本発明は、マッシュルームから脂肪細胞の分化を促進する有効成分を効率よく製造(抽出)する方法に関するものである。なお、本明細書中では、「有効成分」と「脂肪細胞分化促進物質」とを、同じ意味で相互に使用される。詳細には、(1)マッシュルームに、マッシュルームの質量に対して0.5〜50倍の質量の水を加えた後、マッシュルームを破砕して、マッシュルーム破砕物を得、次いで前記マッシュルーム破砕物を加熱することにより、殺菌を行うと共に、マッシュルームの組織を部分的に分解し、マッシュルーム破砕加熱物を得る工程;(2)前記マッシュルーム破砕加熱物を、40〜60℃の温度でセルラーゼまたはヘミセルラーゼを用いて酵素処理を行い、マッシュルーム破砕酵素処理物を得る工程;(3)前記マッシュルーム破砕酵素処理物を、40〜121℃に加熱して熱水抽出を行い、マッシュルーム抽出物を得る工程、を有し、前記(1)または(2)の工程のいずれかにおいて、マッシュルーム破砕物のpHが3〜6になるように、酸を添加することを特徴とする脂肪細胞分化促進物質の製造方法である。なお、本明細書において、「マッシュルーム破砕物」とは、(1)の工程中のマッシュルーム、マッシュルーム破砕物、マッシュルーム破砕加熱物および(2)の工程で得られるマッシュルーム破砕酵素処理物を包含することを意図して使用される。すなわち、pHが3〜6になるように、酸が添加される被pH処理物が、マッシュルーム破砕物である。

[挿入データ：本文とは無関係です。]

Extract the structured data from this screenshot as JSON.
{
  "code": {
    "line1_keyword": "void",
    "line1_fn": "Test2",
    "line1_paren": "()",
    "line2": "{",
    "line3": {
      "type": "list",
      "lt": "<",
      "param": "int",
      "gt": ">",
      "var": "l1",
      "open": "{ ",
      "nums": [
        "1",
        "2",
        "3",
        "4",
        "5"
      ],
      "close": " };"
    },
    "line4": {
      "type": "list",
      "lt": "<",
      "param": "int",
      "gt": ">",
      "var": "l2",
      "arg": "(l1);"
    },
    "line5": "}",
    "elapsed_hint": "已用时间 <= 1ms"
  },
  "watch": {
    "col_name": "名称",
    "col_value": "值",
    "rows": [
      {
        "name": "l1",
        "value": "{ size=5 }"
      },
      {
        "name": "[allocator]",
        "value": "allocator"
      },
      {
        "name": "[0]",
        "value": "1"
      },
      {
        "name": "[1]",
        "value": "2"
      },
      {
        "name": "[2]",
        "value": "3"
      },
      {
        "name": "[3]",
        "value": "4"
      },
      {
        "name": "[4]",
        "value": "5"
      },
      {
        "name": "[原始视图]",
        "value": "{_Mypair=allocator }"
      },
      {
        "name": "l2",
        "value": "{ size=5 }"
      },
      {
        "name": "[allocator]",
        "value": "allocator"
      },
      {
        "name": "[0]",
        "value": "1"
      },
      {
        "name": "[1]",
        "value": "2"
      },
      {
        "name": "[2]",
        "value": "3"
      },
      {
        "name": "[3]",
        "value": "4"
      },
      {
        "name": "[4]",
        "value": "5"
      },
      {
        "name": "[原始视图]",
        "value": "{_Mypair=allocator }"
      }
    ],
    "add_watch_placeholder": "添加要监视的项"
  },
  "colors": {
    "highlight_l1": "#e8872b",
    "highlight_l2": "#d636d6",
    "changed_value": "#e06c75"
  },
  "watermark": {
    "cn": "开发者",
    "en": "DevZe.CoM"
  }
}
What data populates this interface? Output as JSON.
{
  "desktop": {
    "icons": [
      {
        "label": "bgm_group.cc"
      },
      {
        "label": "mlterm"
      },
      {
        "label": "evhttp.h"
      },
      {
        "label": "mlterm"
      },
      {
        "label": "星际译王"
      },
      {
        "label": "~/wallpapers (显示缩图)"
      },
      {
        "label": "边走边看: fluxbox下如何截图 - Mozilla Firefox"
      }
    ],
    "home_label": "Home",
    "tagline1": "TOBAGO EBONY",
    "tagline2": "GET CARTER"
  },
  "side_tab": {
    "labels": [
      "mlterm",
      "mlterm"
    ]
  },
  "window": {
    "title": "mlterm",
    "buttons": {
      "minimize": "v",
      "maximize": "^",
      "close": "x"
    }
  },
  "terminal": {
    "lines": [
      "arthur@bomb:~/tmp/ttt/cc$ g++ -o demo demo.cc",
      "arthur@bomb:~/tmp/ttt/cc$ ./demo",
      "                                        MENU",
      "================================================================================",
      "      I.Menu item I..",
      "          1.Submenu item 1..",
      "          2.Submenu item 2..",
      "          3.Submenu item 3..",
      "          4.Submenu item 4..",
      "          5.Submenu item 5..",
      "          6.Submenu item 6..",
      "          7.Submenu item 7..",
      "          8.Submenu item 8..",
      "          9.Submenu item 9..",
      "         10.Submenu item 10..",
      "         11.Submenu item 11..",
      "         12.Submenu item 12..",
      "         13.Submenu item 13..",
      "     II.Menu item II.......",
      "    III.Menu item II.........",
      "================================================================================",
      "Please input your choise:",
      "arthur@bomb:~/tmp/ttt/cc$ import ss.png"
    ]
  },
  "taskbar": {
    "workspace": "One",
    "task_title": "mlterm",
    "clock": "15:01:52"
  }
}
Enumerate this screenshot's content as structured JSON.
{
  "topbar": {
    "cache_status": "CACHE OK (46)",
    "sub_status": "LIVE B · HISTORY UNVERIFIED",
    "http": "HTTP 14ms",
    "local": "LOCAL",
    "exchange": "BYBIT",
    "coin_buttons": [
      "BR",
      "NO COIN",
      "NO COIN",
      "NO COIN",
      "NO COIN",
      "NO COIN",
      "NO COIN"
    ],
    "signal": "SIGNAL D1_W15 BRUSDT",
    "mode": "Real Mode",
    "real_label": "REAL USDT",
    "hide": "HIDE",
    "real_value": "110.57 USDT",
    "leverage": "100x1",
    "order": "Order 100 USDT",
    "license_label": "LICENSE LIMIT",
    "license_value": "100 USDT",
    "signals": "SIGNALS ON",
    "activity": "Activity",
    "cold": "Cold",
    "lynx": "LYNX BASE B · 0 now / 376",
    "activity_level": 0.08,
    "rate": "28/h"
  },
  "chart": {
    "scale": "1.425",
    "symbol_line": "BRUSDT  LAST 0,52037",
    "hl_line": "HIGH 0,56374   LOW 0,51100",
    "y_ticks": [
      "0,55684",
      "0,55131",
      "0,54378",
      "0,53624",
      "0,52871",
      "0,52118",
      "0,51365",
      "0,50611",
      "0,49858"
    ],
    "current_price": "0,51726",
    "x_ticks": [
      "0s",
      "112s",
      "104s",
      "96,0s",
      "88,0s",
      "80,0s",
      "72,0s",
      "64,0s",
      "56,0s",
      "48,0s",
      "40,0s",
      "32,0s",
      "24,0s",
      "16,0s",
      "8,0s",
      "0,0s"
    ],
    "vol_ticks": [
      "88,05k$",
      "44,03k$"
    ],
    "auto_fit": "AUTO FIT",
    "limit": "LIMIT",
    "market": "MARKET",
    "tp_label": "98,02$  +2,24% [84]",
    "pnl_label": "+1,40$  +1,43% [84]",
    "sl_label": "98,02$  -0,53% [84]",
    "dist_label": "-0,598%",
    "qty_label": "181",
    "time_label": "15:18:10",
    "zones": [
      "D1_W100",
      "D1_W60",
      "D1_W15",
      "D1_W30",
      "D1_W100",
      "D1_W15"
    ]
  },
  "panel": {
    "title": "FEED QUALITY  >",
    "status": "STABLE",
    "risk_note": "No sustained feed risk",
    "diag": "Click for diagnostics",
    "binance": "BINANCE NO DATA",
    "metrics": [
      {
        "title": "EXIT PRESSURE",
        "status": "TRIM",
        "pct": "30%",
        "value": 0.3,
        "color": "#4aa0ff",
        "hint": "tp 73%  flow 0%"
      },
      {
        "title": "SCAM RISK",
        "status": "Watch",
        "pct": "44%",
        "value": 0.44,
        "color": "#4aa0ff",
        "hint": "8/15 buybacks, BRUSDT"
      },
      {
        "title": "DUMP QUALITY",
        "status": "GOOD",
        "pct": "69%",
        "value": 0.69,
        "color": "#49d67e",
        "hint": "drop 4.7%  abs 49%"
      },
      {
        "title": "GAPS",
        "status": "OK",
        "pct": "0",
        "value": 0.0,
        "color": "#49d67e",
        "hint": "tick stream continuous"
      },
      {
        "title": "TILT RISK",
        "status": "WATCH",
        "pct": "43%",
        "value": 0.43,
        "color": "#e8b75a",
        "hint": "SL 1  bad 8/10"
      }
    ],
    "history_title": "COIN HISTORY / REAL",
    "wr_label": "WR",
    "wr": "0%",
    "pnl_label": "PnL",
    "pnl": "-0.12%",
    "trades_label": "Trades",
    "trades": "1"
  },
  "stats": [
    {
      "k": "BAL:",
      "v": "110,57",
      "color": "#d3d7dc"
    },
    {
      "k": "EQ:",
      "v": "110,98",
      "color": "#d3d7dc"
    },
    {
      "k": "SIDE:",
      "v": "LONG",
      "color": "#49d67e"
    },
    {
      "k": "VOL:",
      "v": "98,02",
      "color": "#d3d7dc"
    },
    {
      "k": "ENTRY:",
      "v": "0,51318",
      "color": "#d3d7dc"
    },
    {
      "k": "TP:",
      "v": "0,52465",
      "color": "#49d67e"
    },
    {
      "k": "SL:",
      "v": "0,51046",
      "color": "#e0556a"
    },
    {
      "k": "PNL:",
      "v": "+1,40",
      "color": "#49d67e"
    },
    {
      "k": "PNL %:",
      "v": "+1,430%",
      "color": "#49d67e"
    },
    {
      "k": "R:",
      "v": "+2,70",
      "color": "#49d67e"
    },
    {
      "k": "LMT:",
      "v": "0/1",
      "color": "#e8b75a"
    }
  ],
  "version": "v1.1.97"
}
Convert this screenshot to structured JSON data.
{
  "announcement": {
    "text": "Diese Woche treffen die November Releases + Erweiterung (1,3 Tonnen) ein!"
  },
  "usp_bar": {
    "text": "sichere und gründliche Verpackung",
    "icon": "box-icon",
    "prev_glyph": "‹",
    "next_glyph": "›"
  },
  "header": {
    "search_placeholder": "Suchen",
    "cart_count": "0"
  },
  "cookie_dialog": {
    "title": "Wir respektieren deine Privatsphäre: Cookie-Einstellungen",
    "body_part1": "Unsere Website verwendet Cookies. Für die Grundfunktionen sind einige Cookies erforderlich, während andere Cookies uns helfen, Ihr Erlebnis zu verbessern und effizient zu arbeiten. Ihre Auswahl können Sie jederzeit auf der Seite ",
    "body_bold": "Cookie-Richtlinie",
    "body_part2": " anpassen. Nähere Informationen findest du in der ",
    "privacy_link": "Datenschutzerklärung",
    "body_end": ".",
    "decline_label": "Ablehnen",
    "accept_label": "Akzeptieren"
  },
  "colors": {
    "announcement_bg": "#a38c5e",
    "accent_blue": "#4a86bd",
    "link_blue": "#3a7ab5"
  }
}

このような方法によると、目的とする有効成分のマッシュルームからの抽出効率(収率)を上げることができる。
また、上記方法によって製造される有効成分は、高いPPARγ活性化能を有し、前駆脂肪細胞を脂肪細胞へと分化促進させる活性に優れる。ここで、「PPAR(ペルオキシソーム増殖因子活性化受容体)」とは、ステロイド受容体スーパーファミリーに属する核内受容体タンパク質であり、現在までにα,γ,δの三つのサブタイプが報告されている。このうち、PPARαは、肝臓、膵臓、骨格筋に多く発現し、脂肪酸燃焼を調節し、PPARγは、脂肪細胞の分化に重要な役割を果たしている。PPARγの活性が上昇すると、前駆脂肪細胞を肥大化していない正常な脂肪細胞に分化誘導すると同時に、肥大化した脂肪細胞のアポトーシスを誘導する。分化した脂肪細胞は、アディポネクチンを積極的に分泌するため、糖および脂質代謝が活発になり、血液中からの糖の取り込みが促進され、インスリン抵抗性を改善する。このような脂肪細胞の働きで糖尿病のみならず、高脂血症の予防に繋がることになる。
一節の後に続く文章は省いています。